Desde luego, no era una calle fácil de localizar y, puesto que implicaba girar a la derecha cruzando el tráfico, tampoco resultaba sencillo entrar en ella. Dalgliesh vio una verja abierta y detrás de ésta un camino de entrada flanqueado por una enramada espesa y árboles frondosos. A la izquierda de la entrada había un tablón negro clavado en la pared con una indicación pintada en blanco: museo dupayne. por favor, conduzcan despacio.

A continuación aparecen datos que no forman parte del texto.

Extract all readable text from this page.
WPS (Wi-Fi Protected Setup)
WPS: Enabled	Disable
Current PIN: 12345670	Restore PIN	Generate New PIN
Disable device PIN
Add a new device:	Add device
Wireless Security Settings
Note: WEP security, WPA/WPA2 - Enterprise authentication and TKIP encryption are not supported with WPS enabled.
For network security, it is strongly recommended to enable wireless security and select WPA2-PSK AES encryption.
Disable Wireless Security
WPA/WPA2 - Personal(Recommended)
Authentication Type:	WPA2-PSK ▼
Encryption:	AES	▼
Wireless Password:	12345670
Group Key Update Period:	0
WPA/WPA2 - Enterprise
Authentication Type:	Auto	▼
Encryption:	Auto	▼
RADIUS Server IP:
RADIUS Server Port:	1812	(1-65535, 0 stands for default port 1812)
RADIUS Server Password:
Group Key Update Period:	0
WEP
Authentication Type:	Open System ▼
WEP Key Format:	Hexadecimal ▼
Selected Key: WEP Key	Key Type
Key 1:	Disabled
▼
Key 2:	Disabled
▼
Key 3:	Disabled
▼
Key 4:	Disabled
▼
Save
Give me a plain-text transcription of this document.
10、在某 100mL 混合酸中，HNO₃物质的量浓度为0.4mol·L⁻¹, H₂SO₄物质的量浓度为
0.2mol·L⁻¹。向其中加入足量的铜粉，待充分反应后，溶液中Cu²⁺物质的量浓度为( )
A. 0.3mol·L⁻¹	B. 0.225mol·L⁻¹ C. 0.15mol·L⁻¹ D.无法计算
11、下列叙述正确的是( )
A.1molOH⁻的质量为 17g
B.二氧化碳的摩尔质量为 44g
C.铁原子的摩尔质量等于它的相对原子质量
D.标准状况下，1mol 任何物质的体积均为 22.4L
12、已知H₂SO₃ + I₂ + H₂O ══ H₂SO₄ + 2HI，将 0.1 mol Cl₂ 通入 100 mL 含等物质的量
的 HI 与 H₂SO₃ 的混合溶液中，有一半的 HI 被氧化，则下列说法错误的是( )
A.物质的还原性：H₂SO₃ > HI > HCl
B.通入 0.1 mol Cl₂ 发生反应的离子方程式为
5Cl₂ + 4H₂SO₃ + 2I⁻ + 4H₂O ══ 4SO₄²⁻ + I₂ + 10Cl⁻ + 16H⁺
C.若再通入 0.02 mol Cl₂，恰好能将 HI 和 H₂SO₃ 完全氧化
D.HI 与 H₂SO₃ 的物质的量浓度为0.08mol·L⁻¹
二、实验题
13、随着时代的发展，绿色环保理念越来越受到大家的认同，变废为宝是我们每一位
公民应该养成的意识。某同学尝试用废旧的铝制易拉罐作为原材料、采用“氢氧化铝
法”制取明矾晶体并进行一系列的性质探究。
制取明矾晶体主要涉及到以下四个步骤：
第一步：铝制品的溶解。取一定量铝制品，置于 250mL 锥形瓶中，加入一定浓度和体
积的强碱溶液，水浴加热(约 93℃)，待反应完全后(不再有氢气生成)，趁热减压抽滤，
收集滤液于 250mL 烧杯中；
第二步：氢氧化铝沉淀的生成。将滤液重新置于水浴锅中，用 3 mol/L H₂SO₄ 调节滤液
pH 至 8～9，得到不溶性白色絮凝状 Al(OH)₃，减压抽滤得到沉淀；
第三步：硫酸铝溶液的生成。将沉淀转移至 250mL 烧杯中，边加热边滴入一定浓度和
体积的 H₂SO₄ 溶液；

– No me parece una invitación -comentó Dalgliesh-. ¿Es que no quieren visitantes?

– No estoy seguro de que los quieran, al menos no en grandes cantidades. Max Dupayne, que fundó este lugar en 1961, lo consideraba una especie de pasatiempo privado. Estaba fascinado, o mejor dicho, obsesionado, con el periodo de entreguerras. Coleccionaba cualquier cosa relacionada con los años veinte y treinta, lo cual explica algunos de los cuadros: pudo comprar antes de que creciese la cotización de los artistas. También adquirió las primeras ediciones de todos los novelistas importantes y de aquellos a quienes consideraba que valía la pena coleccionar. Ahora la biblioteca tiene un gran valor. En principio, el museo estaba dirigido a las personas que compartían su pasión, y esa visión del lugar ha influido en la generación actual. Es posible que las cosas cambien ahora que Marcus Dupayne se ha hecho con el control. Acaba de retirarse de la administración pública. Puede que vea el museo como un reto.